A year in the sun Solar powers a school
March 26, 2014 —
GLEN SPEY, NY — One option becoming popular for organizations that wish to move into solar power is for the organization to lease part of its land to an investment company, which will then install the solar panels and sell reduced-cost electricity to the organization.
The Homestead School, however, decided to go the direct-ownership route, which will ultimately provide greater savings for the school in the cost of electricity.
Peter Comstock, director of the Montessori school, which serves 200 children, preschool through sixth grade, said, “In a normal year, our photovoltaic (PV) system will produce 40 to 44 thousand kilowatt hours of power—all the electricity our campus needs.”
When the sun does not shine, the school draws on the credits it earned on the clear days when the system’s 140 panels feed a surplus of electricity back to the grid. “The savings on our monthly bill are huge,” said Comstock, “but just as important to us is joining the effort to prevent climate change. We’ve reduced our carbon footprint for the year by 27 tons of CO2. That’s the equivalent of keeping a medium-sized car from taking a 50,000 mile journey.”
The system cost $150,000 to produce, and that was raised from a combination of grants, investment tax credits, accelerated depreciation and fundraising. Comstock said the students and their families raised $20,000 through the sale of T-shirts, sweatshirts and water bottles with logos designed by the students. Comstock said the payback period would be less than three years.
The solar array was part of a student project, and students learn about alternative energy in their classes and also through the student environmental club, Green Power Alliance. Also, the solar array and the online monitoring system that comes with it are regularly incorporated into science lessons.

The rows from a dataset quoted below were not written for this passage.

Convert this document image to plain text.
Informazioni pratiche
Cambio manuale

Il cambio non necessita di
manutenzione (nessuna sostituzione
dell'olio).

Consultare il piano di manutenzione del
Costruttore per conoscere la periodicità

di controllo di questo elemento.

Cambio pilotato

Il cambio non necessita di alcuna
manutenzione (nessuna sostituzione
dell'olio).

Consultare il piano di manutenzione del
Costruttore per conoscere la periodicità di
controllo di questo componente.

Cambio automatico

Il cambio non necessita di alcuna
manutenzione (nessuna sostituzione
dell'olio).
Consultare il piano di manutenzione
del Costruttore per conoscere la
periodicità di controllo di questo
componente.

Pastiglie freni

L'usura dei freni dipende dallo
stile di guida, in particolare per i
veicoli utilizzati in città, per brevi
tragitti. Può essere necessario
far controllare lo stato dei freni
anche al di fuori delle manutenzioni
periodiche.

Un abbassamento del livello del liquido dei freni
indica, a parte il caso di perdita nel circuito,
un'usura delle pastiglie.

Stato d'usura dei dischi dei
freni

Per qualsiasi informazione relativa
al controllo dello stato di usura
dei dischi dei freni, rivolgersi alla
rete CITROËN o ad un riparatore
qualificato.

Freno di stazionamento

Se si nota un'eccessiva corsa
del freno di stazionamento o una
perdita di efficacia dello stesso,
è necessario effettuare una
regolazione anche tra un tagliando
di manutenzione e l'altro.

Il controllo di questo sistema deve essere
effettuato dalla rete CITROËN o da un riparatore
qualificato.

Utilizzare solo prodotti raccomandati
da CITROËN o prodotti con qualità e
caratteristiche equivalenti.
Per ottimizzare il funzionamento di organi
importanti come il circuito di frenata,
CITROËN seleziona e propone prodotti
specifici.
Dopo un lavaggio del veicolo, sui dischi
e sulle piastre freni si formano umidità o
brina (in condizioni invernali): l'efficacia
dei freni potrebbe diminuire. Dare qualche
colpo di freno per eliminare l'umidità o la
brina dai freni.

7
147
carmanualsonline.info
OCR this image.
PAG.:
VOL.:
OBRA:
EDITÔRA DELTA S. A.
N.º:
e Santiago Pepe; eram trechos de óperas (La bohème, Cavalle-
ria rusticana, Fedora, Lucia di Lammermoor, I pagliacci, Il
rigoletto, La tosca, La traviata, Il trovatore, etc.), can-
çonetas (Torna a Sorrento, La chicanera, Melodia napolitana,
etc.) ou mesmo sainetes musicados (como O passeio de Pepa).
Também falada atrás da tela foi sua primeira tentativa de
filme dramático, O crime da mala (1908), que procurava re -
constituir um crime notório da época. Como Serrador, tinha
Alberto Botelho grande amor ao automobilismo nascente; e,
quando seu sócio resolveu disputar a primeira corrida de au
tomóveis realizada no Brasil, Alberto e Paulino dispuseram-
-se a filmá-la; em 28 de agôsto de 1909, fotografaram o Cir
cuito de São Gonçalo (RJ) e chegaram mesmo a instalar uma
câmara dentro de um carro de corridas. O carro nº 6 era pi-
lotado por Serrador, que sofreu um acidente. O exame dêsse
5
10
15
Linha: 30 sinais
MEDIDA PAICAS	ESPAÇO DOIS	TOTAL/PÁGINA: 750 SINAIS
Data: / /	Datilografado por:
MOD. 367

Comstock said that these days almost any individual or organization that owns property can go solar without any upfront costs or investment because of numerous companies willing to set up solar arrays in leasing arrangements. Currently, the Town of Tusten is working toward a lease agreement that will provide the town with reduced-price electricity through solar arrays installed on town property but built and maintained by private investors. Sullivan County, which already has a significant solar array at one county building, is considering moving further into solar via leasing agreements, which could save the county from 20% to 30% on electric bills.